Often, an altar was built to remind future generations of an important event concerning God that took place in that spot. Isaac built one in Genesis 26:25 after being visited by God. “So he built an altar there and called on the name of the Lord, and he pitched his tent there; and Isaac’s servants dug a well.”

In our lives, we see these same intentions God had for the altar. It is at the altar where we bow down and make ourselves an offering to God. We gather at the altar with our brothers and sisters in Christ to find fellowship and strength. As long as we go to the altar with a sincere heart, God will protect us from the Satan’s wiles. And it is at the altar where we remember the sacrifice of Jesus on the cross.

We are a lot like the stone altar from our opening verse. Just as God wanted it uncut and natural, that is how He wants us to come to Him. If we try to cut off our rough edges and clean ourselves up before we surrender to God, it’s like saying Jesus’ sacrifice wasn’t sufficient enough to do the job. By trying to help God save us, we are saying we don’t trust Him to do it by Himself. God wants us to come filled with our sins—our rough edges—so that we can confess each of them to Him.
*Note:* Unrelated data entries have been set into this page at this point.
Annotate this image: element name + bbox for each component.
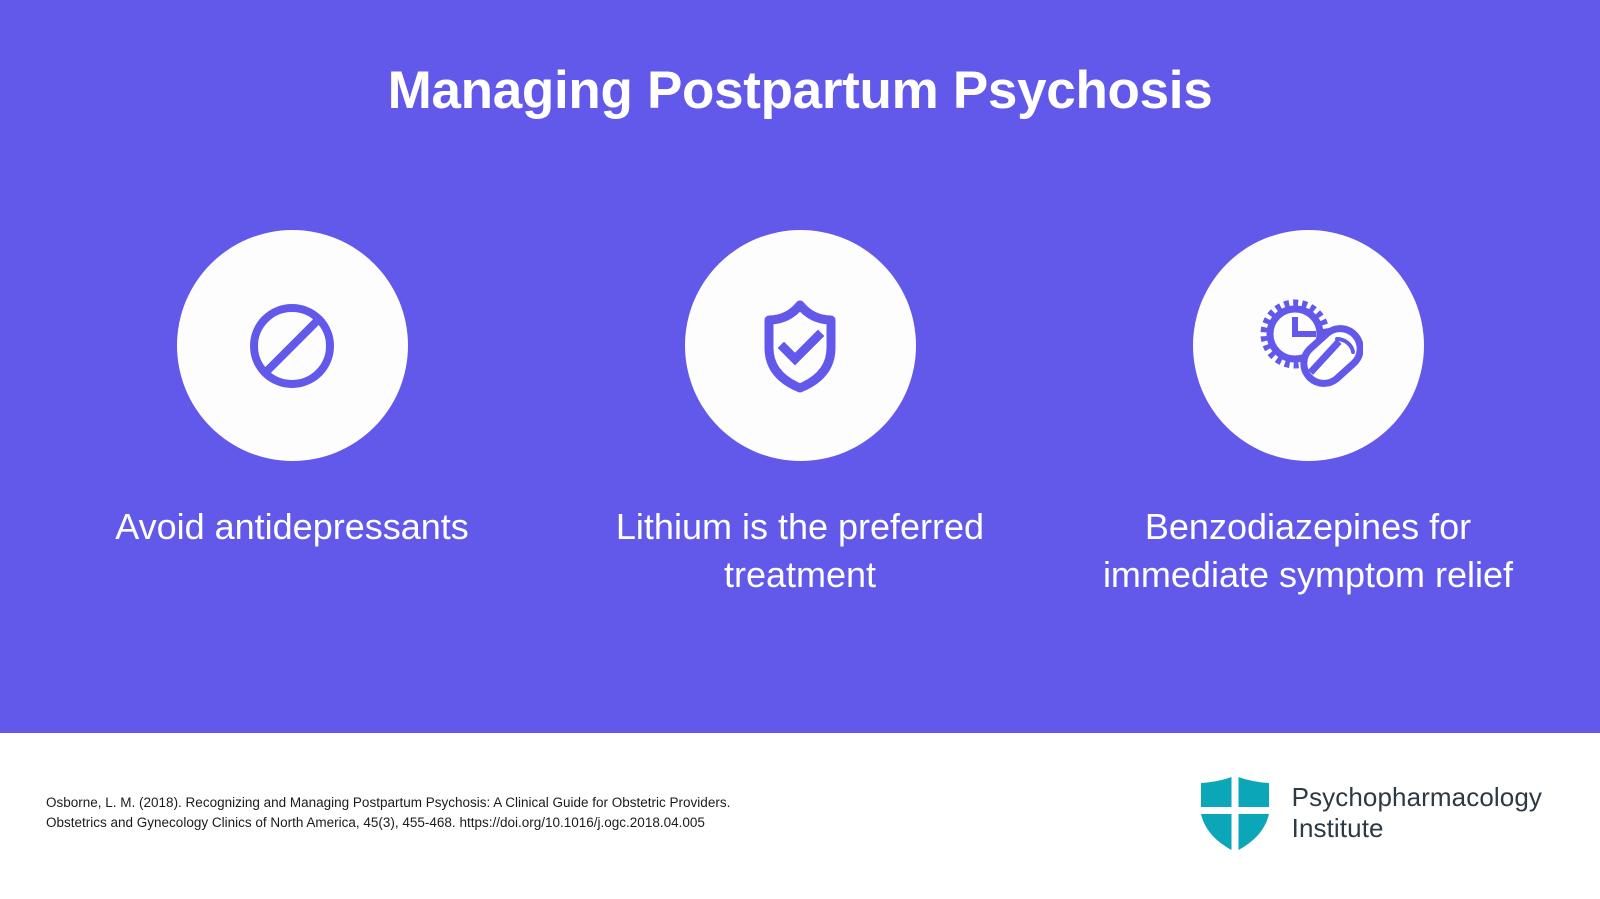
citation-text: Osborne, L. M. (2018). Recognizing and M… <box>46 793 876 832</box>
icon-circle-3 <box>1193 230 1424 461</box>
brand-lockup: Psychopharmacology Institute <box>1195 771 1542 855</box>
clock-pill-icon <box>1253 292 1363 400</box>
card-lithium-preferred: Lithium is the preferred treatment <box>546 230 1054 599</box>
card-row: Avoid antidepressants Lithium is the pre… <box>0 230 1600 599</box>
shield-quadrant-logo-icon <box>1195 771 1275 855</box>
icon-circle-1 <box>177 230 408 461</box>
footer-bar: Osborne, L. M. (2018). Recognizing and M… <box>0 733 1600 899</box>
card-label-3: Benzodiazepines for immediate symptom re… <box>1088 503 1528 599</box>
card-label-2: Lithium is the preferred treatment <box>580 503 1020 599</box>
brand-name-line-2: Institute <box>1292 813 1542 844</box>
icon-circle-2 <box>685 230 916 461</box>
citation-line-1: Osborne, L. M. (2018). Recognizing and M… <box>46 793 876 813</box>
citation-line-2: Obstetrics and Gynecology Clinics of Nor… <box>46 813 876 833</box>
brand-name-line-1: Psychopharmacology <box>1292 782 1542 813</box>
card-label-1: Avoid antidepressants <box>72 503 512 551</box>
prohibited-icon <box>244 298 340 394</box>
hero-panel: Managing Postpartum Psychosis Avoid anti… <box>0 0 1600 733</box>
brand-name: Psychopharmacology Institute <box>1292 782 1542 843</box>
card-benzodiazepines-relief: Benzodiazepines for immediate symptom re… <box>1054 230 1562 599</box>
page-title: Managing Postpartum Psychosis <box>0 62 1600 120</box>
shield-check-icon <box>750 296 850 396</box>
slide: Managing Postpartum Psychosis Avoid anti… <box>0 0 1600 899</box>
card-avoid-antidepressants: Avoid antidepressants <box>38 230 546 551</box>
Once we do this, He will take away our sins. Then He can begin to smooth our rough edges until we are, at last, a new creature in Him.

How Long

Lord How Long

“Lord, how long shall the wicked, how long shall the wicked triumph? How long they utter and speak hard things? And all the workers of iniquity boast themselves? They break in pieces thy people, O LORD, and afflict thine heritage. They slay the widow and the stranger, and murder the fatherless.”–Psalm 94:3-6.
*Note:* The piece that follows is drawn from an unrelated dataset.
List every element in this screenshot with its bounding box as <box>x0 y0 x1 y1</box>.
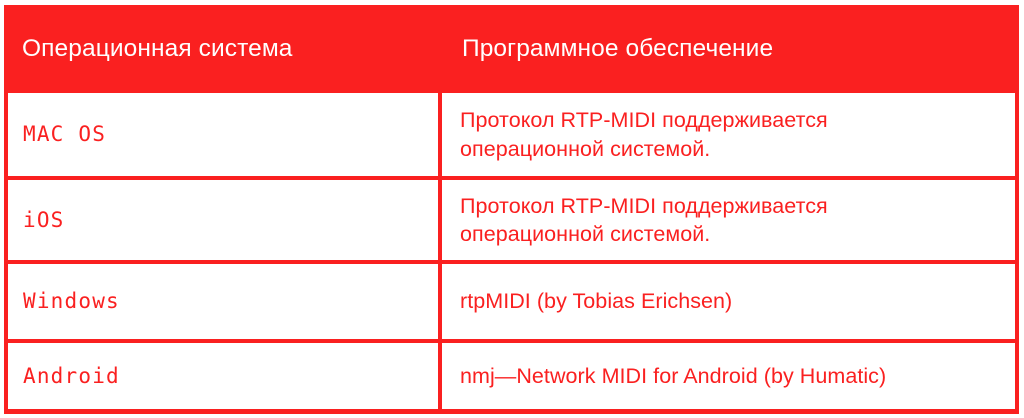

One of the big arguments against religion in general—and Christianity in particular—is that it is contrary to Reason. One of the definitions of reason is sound judgment and good sense. It appears that in recent years, Reason, like Christianity has taken a back seat to violence.
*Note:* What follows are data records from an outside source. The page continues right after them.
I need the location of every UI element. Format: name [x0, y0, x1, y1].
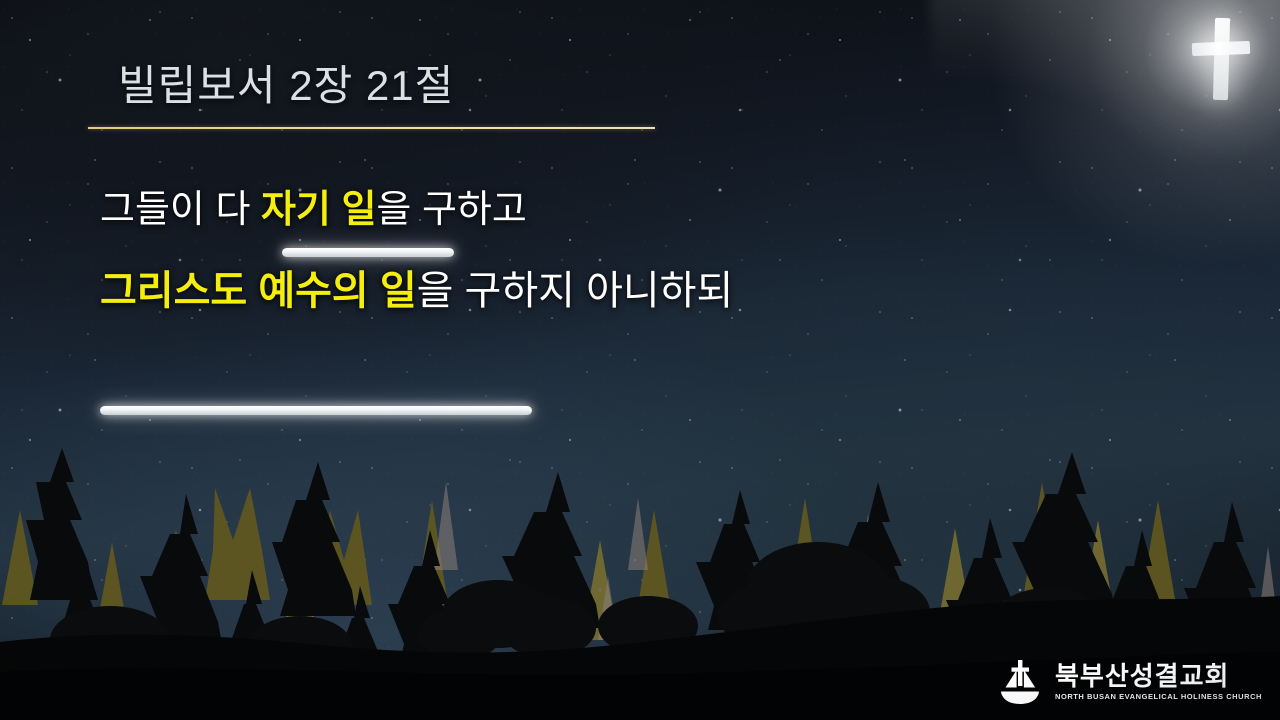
verse-body: 그들이 다 자기 일을 구하고 그리스도 예수의 일을 구하지 아니하되 — [100, 180, 1180, 322]
forest-mid-olive — [158, 508, 1118, 640]
logo-korean-name: 북부산성결교회 — [1055, 663, 1262, 689]
verse-line-1: 그들이 다 자기 일을 구하고 — [100, 180, 1180, 240]
page-title: 빌립보서 2장 21절 — [118, 52, 454, 113]
logo-text-block: 북부산성결교회 NORTH BUSAN EVANGELICAL HOLINESS… — [1055, 663, 1262, 701]
verse-line-2-highlight: 그리스도 예수의 일 — [100, 269, 417, 313]
forest-back-olive — [2, 482, 1238, 620]
highlight-underline-2 — [100, 406, 532, 415]
forest-distant-spires — [434, 482, 1279, 645]
verse-line-1-post: 을 구하고 — [376, 189, 526, 231]
forest-broadleaf — [50, 542, 1104, 690]
slide-canvas: 빌립보서 2장 21절 그들이 다 자기 일을 구하고 그리스도 예수의 일을 … — [0, 0, 1280, 720]
sailboat-cross-icon — [997, 658, 1043, 706]
cross-icon — [1190, 18, 1252, 100]
verse-line-2-post: 을 구하지 아니하되 — [417, 269, 734, 313]
logo-english-name: NORTH BUSAN EVANGELICAL HOLINESS CHURCH — [1055, 693, 1262, 701]
highlight-underline-1 — [282, 248, 454, 257]
cross-horizontal-bar — [1192, 41, 1250, 56]
verse-line-1-highlight: 자기 일 — [261, 189, 376, 231]
title-divider — [88, 127, 655, 129]
verse-line-1-pre: 그들이 다 — [100, 189, 261, 231]
church-logo: 북부산성결교회 NORTH BUSAN EVANGELICAL HOLINESS… — [997, 658, 1262, 706]
verse-line-2: 그리스도 예수의 일을 구하지 아니하되 — [100, 260, 1180, 322]
forest-conifers — [26, 448, 1272, 676]
cross-vertical-bar — [1213, 18, 1230, 100]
Whether it is extremists driving trucks into crowds of innocents or cowards shooting police officers from hiding, senseless violence has become the answer to everything. We need to get back to “Love Your Neighbor.”

Robert Kennedy once said, “What has violence ever accomplished? What has it ever created? No martyr’s cause has ever been stilled by an assassin’s bullet. No wrongs have ever been righted by riots and civil disorders. A sniper is only a coward, not a hero; and an uncontrolled or uncontrollable mob is only the voice of madness, not the voice of people.” It was a comment on the times in which he lived and, unfortunately, it is still relevant today.

The world today reminds me of the world in which Noah lived. Genesis 6:11 tells us a little about the world at that time. “The earth was corrupt before God, and the earth was filled with violence.” God ended their violence with a flood. I see the world around us and I can’t help but look up and ask, “O Lord, how long?”

The real question I should be asking is how long before I get serious and do something? How long before I fall to my knees in prayer for my enemies? How long before I love my enemies, before I bless them that curse me, do good to those who hate me, and pray for them that use me spitefully, and persecute me?

Martin Luther King, Jr. said in his famous “I Have A Dream” speech, “I have a dream that one day every valley shall be exalted, every hill and mountain shall be made low, the rough places will be made straight and the glory of the Lord shall be revealed and all flesh shall see it together.” I dream this, too. More than that, it is my prayer.